Inflation Is Costing the Typical Household an Extra $300 a Month, Data Shows
- New data reveals that inflation is forcing the typical household to spend roughly $300 more per month than usual.
- Cutting back on costs and getting a side hustle might help reduce the effects of inflation on your budget.
If you're trying to cut costs right now, you're not alone.
It's hardly a secret that inflation has been rampant since mid-2021. And unfortunately, the cost of living could continue to rise.
In fact, many people are being forced to dip into their savings each month just to make ends meet. But what about people who don't have money in savings? Unfortunately, they risk landing in dangerous debt due to circumstances outside their control.
The average U.S. household is now spending an additional $300 per month due to inflation, according to recent data from Moody's Analytics. That number is based on the latest reading from the Consumer Price Index, which rose 7.9% in February on an annual basis.
And the worst part? Moody's says things could get worse before they get better. In light of that, you may want to consider taking the following steps to get through these tricky financial times -- and to avoid gaining a pile of debt in the process.
1. Slash your housing costs
There are certain living costs you may not be able to cut back on. For example, you need to feed your family, and while you can aim to buy less expensive goods, at the end of the day, there's a minimum amount of food you need to provide. Similarly, if you use your car to get to work, you can only reduce your fill-ups by so much.
But you may be able to spend less money on housing each month, which could go a long way toward freeing up cash for other bills. One possibility, if you rent a home and live alone, is to try getting a roommate. If you're a couple who rents and has a spare bedroom, you can go the same route. And if you're a family that owns a home, you can look into renting a portion of it out, like a finished basement. Having someone else chip in for housing expenses could make it easier to pay for things like food and fuel.
You can also look into refinancing your mortgage if you think you're eligible for a lower rate on your home loan than what you're paying today. Although mortgage rates are up this year, they're still fairly competitive from a historical standpoint.
2. Limit nonessential spending
You need to put food on the table at home and travel to and from work. But you don't necessarily need to pay for cable TV if money is tight.

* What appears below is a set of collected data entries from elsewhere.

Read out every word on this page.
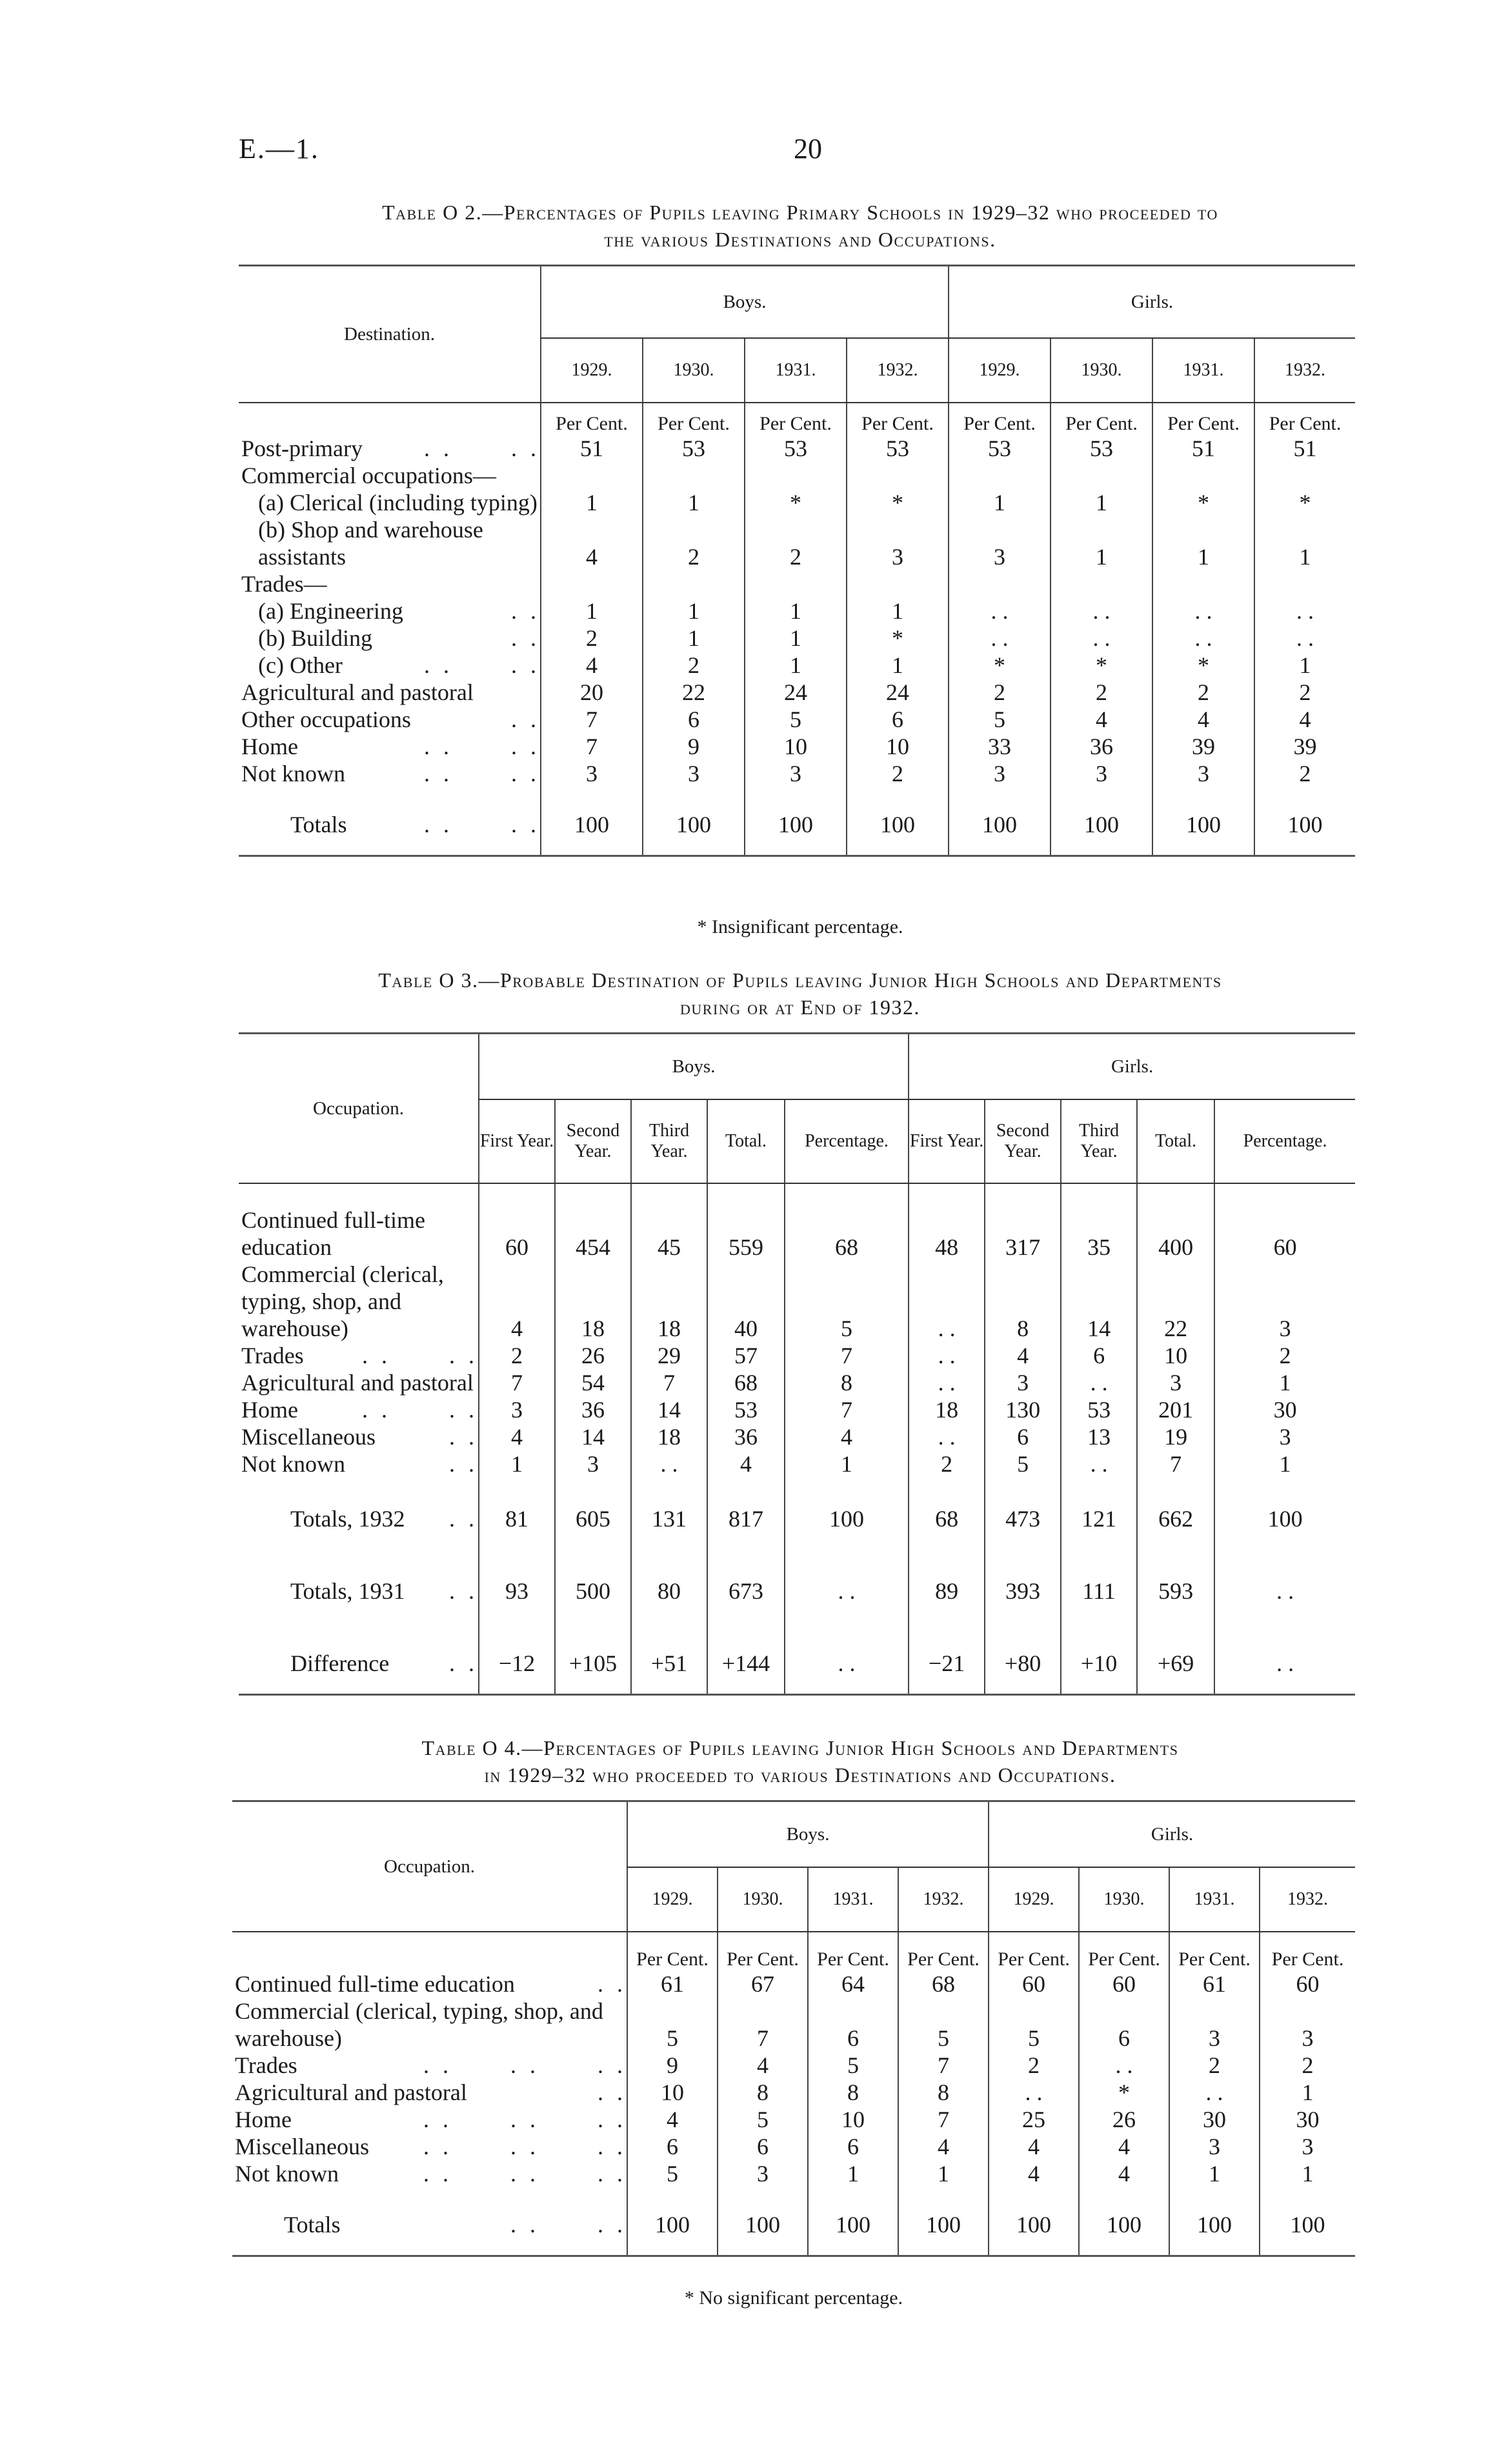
E.—1.	20
Table O 2.—Percentages of Pupils leaving Primary Schools in 1929–32 who proceeded to
the various Destinations and Occupations.
Destination.	Boys.				Girls.			
	1929.	1930.	1931.	1932.	1929.	1930.	1931.	1932.
	Per Cent.	Per Cent.	Per Cent.	Per Cent.	Per Cent.	Per Cent.	Per Cent.	Per Cent.

Post-primary . .      . .	51	53	53	53	53	53	51	51

Commercial occupations—								

(a) Clerical (including typing)	1	1	*	*	1	1	*	*

(b) Shop and warehouse assistants	4	2	2	3	3	1	1	1

Trades—								

(a) Engineering . .	1	1	1	1	. .	. .	. .	. .

(b) Building . .	2	1	1	*	. .	. .	. .	. .

(c) Other . .      . .	4	2	1	1	*	*	*	1

Agricultural and pastoral	20	22	24	24	2	2	2	2

Other occupations . .	7	6	5	6	5	4	4	4

Home . .      . .	7	9	10	10	33	36	39	39

Not known . .      . .	3	3	3	2	3	3	3	2

Totals . .      . .	100	100	100	100	100	100	100	100

* Insignificant percentage.
Table O 3.—Probable Destination of Pupils leaving Junior High Schools and Departments
during or at End of 1932.
Occupation.	Boys.					Girls.				
	First Year.	Second Year.	Third Year.	Total.	Percentage.	First Year.	Second Year.	Third Year.	Total.	Percentage.

Continued full-time education	60	454	45	559	68	48	317	35	400	60

Commercial (clerical, typing, shop, and warehouse)	4	18	18	40	5	. .	8	14	22	3

Trades . .      . .	2	26	29	57	7	. .	4	6	10	2

Agricultural and pastoral	7	54	7	68	8	. .	3	. .	3	1

Home . .      . .	3	36	14	53	7	18	130	53	201	30

Miscellaneous . .	4	14	18	36	4	. .	6	13	19	3

Not known . .	1	3	. .	4	1	2	5	. .	7	1

Totals, 1932 . .	81	605	131	817	100	68	473	121	662	100

Totals, 1931 . .	93	500	80	673	. .	89	393	111	593	. .

Difference . .	−12	+105	+51	+144	. .	−21	+80	+10	+69	. .

Table O 4.—Percentages of Pupils leaving Junior High Schools and Departments
in 1929–32 who proceeded to various Destinations and Occupations.
Occupation.	Boys.				Girls.			
	1929.	1930.	1931.	1932.	1929.	1930.	1931.	1932.
	Per Cent.	Per Cent.	Per Cent.	Per Cent.	Per Cent.	Per Cent.	Per Cent.	Per Cent.

Continued full-time education . .	61	67	64	68	60	60	61	60

Commercial (clerical, typing, shop, and warehouse)	5	7	6	5	5	6	3	3

Trades . .      . .      . .	9	4	5	7	2	. .	2	2

Agricultural and pastoral . .	10	8	8	8	. .	*	. .	1

Home . .      . .      . .	4	5	10	7	25	26	30	30

Miscellaneous . .      . .      . .	6	6	6	4	4	4	3	3

Not known . .      . .      . .	5	3	1	1	4	4	1	1

Totals . .      . .	100	100	100	100	100	100	100	100

* No significant percentage.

Difficult as it may be to cut back on leisure spending and entertainment, it might be worth it temporarily. Doing so could spell the difference between having to carry a credit card balance at the end of the month or not. It's worth taking a look at your budget to see if there's room to cut back on something you don't need (or don't use a ton), even if it's just for a little while.
3. Get a second job
The U.S. economy is in pretty good shape these days, at least from a labor market perspective. And that extends to the gig economy.
If money has gotten increasingly tight, it may be time to look at supplementing your income with a second job. The good news is that there are many flexible side hustles that allow you to set your own hours and work when you can. If you have childcare constraints, for example, you may be able to find a remote gig or work a few hours outside the house at a time when a partner or friend can look after your kids.
There's no question about it -- it's getting harder and harder for the average U.S. family to pay for basic expenses. It's important to do what you can to avoid debt during this extended bout of inflation, even if it means having to make some sacrifices along the way.